Joint Learning of Discriminative Prototypes and Large Margin Nearest Neighbor Classifiers

In this paper, we raise important issues concerning the evaluation complexity of existing Mahalanobis metric learning methods. The complexity scales linearly with the size of the dataset. This is especially cumbersome on large scale or for real-time applications with limited time budget. To alleviate this problem we propose to represent the dataset by a fixed number of discriminative prototypes. In particular, we introduce a new method that jointly chooses the positioning of prototypes and also optimizes the Mahalanobis distance metric with respect to these.

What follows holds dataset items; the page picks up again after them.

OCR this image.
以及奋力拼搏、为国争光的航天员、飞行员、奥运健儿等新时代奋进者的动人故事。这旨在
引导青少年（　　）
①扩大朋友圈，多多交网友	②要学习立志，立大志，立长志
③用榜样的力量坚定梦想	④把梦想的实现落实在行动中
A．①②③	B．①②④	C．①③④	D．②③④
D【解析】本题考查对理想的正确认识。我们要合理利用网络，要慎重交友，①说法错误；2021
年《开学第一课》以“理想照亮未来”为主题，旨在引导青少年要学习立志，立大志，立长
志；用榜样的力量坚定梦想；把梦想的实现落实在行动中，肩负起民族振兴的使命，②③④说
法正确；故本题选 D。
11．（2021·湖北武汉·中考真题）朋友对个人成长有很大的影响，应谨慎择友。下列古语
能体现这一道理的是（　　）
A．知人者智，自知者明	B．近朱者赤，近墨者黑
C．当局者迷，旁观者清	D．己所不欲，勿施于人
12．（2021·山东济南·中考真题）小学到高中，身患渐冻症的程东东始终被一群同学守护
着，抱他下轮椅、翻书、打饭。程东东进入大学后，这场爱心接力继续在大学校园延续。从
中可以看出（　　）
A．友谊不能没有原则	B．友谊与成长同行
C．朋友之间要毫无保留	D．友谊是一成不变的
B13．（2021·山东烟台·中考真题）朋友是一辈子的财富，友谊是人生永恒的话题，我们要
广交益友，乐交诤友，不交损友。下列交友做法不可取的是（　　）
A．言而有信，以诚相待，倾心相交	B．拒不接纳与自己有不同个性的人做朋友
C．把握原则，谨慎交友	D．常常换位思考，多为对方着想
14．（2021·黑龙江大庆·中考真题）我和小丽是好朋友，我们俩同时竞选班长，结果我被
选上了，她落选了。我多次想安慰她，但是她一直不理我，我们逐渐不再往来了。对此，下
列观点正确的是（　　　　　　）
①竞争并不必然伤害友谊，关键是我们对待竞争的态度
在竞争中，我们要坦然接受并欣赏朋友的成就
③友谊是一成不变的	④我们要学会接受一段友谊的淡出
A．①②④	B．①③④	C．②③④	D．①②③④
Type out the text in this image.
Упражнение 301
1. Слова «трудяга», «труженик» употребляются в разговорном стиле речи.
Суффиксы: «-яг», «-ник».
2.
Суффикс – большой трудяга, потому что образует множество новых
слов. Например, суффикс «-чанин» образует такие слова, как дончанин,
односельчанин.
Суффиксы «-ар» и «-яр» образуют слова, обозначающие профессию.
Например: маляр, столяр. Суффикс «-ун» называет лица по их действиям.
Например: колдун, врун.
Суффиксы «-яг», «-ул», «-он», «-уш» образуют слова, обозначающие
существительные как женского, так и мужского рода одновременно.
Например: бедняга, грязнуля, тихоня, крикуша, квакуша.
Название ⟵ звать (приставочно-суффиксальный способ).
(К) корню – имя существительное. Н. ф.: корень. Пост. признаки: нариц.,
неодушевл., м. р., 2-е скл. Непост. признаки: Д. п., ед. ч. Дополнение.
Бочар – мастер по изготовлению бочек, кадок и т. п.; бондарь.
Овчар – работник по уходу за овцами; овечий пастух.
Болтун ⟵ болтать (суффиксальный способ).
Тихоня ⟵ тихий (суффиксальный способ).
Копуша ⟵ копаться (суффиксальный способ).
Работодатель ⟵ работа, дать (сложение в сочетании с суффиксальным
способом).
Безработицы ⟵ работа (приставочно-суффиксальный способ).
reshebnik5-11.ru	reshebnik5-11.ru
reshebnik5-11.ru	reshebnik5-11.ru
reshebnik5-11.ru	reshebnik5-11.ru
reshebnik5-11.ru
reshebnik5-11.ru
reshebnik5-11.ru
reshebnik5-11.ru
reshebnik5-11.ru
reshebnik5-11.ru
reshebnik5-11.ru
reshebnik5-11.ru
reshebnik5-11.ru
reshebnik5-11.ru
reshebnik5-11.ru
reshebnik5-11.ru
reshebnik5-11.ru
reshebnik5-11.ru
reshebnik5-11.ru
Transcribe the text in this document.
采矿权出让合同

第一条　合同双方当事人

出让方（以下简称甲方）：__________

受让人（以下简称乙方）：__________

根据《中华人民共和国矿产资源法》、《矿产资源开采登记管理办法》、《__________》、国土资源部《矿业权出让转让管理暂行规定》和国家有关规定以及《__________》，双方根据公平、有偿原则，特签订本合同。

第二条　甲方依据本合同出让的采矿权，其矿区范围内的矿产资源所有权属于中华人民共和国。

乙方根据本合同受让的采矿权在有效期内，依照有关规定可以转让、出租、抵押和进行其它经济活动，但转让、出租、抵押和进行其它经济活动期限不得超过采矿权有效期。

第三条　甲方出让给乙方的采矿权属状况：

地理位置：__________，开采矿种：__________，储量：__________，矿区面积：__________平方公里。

We show that choosing the positioning of the prototypes and learning the metric in parallel leads to a drastically reduced evaluation effort while maintaining the discriminative essence of the original dataset. Moreover, for most problems our method performing k-nearest prototype (k-NP) classification on the condensed dataset leads to even better generalization compared to k-NN classification using all data. Results on a variety of challenging benchmarks demonstrate the power of our method. These include standard machine learning datasets as well as the challenging Public Figures Face Database. On the competitive machine learning benchmarks we are comparable to the state-of-the-art while being more efficient. On the face benchmark we clearly outperform the state-of-the-art in Mahalanobis metric learning with drastically reduced evaluation effort.